Three closely connected themes come play themselves out in Scene Two. The responsibility of kings, the threat of tyranny, and the connection between the king as head of the family and the king as head of state (patriarchy, "rule of the father," in all senses of the word): these are important themes not only in The Winter's Tale, but in many of Shakespeare's plays. These three themes are often at work when a Shakespearean ruler transforms himself from good king to bad king, good father/husband to bad father/husband, good man to bad man.

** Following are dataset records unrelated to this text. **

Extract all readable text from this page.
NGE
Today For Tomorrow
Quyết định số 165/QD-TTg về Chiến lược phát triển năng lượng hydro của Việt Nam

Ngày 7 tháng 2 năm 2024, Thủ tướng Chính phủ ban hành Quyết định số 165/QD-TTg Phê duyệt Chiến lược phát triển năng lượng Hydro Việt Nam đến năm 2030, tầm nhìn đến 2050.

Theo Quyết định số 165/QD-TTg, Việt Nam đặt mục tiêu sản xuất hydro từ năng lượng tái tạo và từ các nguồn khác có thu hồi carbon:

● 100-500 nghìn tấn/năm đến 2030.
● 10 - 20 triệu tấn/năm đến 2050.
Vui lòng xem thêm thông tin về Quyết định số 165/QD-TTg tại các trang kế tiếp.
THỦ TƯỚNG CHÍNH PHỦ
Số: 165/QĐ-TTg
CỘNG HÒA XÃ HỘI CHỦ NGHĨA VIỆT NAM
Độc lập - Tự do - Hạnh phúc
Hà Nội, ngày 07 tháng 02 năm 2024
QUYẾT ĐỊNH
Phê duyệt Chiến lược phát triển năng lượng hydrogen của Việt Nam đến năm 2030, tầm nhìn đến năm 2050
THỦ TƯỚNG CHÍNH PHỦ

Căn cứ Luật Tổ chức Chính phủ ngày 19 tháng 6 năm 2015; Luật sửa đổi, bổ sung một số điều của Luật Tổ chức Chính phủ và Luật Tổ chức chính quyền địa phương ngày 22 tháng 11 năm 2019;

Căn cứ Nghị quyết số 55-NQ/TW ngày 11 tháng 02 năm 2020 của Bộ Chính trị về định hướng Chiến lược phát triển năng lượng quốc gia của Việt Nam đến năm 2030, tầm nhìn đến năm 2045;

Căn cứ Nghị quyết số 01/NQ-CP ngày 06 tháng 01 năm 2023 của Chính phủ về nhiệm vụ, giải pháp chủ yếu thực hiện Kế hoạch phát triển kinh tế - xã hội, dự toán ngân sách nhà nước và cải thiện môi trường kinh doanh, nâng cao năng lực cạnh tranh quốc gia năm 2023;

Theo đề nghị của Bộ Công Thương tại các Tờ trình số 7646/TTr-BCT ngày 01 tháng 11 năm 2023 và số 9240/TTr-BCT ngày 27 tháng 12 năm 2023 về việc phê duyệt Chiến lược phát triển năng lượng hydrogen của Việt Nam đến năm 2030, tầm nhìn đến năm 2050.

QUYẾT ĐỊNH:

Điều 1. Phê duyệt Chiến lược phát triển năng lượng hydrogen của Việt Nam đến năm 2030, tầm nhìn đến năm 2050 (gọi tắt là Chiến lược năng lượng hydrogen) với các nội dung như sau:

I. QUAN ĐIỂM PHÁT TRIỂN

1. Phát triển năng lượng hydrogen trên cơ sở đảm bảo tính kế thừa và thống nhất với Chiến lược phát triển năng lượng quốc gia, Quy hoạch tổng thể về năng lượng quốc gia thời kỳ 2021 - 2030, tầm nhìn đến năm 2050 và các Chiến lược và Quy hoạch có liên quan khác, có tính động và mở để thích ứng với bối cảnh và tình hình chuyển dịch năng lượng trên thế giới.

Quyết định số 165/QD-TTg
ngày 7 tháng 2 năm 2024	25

By indulging in his groundless paranoia, Leontes transforms himself from good king to bad king, and a large part of this change comes because of his failure to live up to his roles as husband and father. Marriage brings with it great duty, and as Shakespeare depicts it, a king's duties as husband and father are inseparable from his duties as head of state. In his indulgence in jealousy and paranoid fantasy, the king separates himself from his duties. The responsibility of kings is a common Shakespearean theme; one of those responsibilities is to produce an heir and raise that heir into adulthood. Having produced an heir, Leontes shirks his duty to be a good father. Leontes questions the paternity of Mamillius, and so absolves himself of the responsibility to provide for the boy's safety, happiness, and wellbeing. Leontes' outrageous behavior will eventually cost him the life of his heir Mamillius, as well as the loss of his second child, Perdita.

When Leontes' looks into his son's face and claims that he sees himself in the days of his youth, he is explaining his strange behavior dishonestly, but the words of his response emphasize his longing to return to a world without duty. A tragic aspect of Leontes' fall is that he cannot regain the happiness of his boyhood by reenacting its irresponsibility. The consequences are not freedom, but tragedy. His delusions include a terrible betrayal of his boyhood friend.

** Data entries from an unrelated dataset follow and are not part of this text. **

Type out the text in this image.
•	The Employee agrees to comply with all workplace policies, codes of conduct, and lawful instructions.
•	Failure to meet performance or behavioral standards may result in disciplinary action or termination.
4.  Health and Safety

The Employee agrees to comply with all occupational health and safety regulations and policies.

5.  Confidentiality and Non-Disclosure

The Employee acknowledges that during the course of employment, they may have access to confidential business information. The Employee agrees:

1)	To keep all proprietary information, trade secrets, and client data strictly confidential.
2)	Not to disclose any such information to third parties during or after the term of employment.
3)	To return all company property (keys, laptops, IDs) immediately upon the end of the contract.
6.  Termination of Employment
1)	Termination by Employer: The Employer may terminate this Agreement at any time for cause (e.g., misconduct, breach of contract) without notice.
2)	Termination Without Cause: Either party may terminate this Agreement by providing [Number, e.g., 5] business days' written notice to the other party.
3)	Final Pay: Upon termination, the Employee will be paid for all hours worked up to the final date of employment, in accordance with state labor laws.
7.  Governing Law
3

His obsession makes him unable to rule effectively as king. Part of kingship is the ability to benefit from the counsel of wise advisors like Camillo, and here we watch as Camillo's rational advice does little but drive Leontes further into his delusions. In ordering the assassination of Polixenes, Leontes orders an act that is barbaric and potentially harmful to his state. Poisoning Polixenes will not be without repercussions for his country; the connection between the state's health and the king's personal affairs becomes clear when Camillo tells Leontes that he must not sully Hermione's honor. Hermione must be kept as queen to protect Sicilia from scandal and loss of honor among her allies. Camillo's suggestion is not only about saving face; he is concerned for the security of his country. (Significantly, Leontes will later ignore this advice and try Hermione publicly, showing further that his jealousy and failure to be a good husband compromises his ability to be a good king.) The death of Polixenes while he is a guest in Sicilia would have massive repercussions for Leontes' kingdom; his act is not only a violation of friendship, but of his important duties to his people.

Camillo, the faithful advisor, is a man of conscience. He has a powerful sense of duty; his training and talents are geared towards aiding a king to rule effectively, but he does not allow his loyalty to override his sense of right and wrong. The conflict between duty and conscience is an important theme in The Winter's Tale, and Camillo's resolves to serve his sense of right and wrong before any king. Camillo's decision ultimately makes the play's happy ending possible. His choice is the first in a series of events that protects The Winter's Tale from the momentum towards tragedy set up by Leontes' jealousy.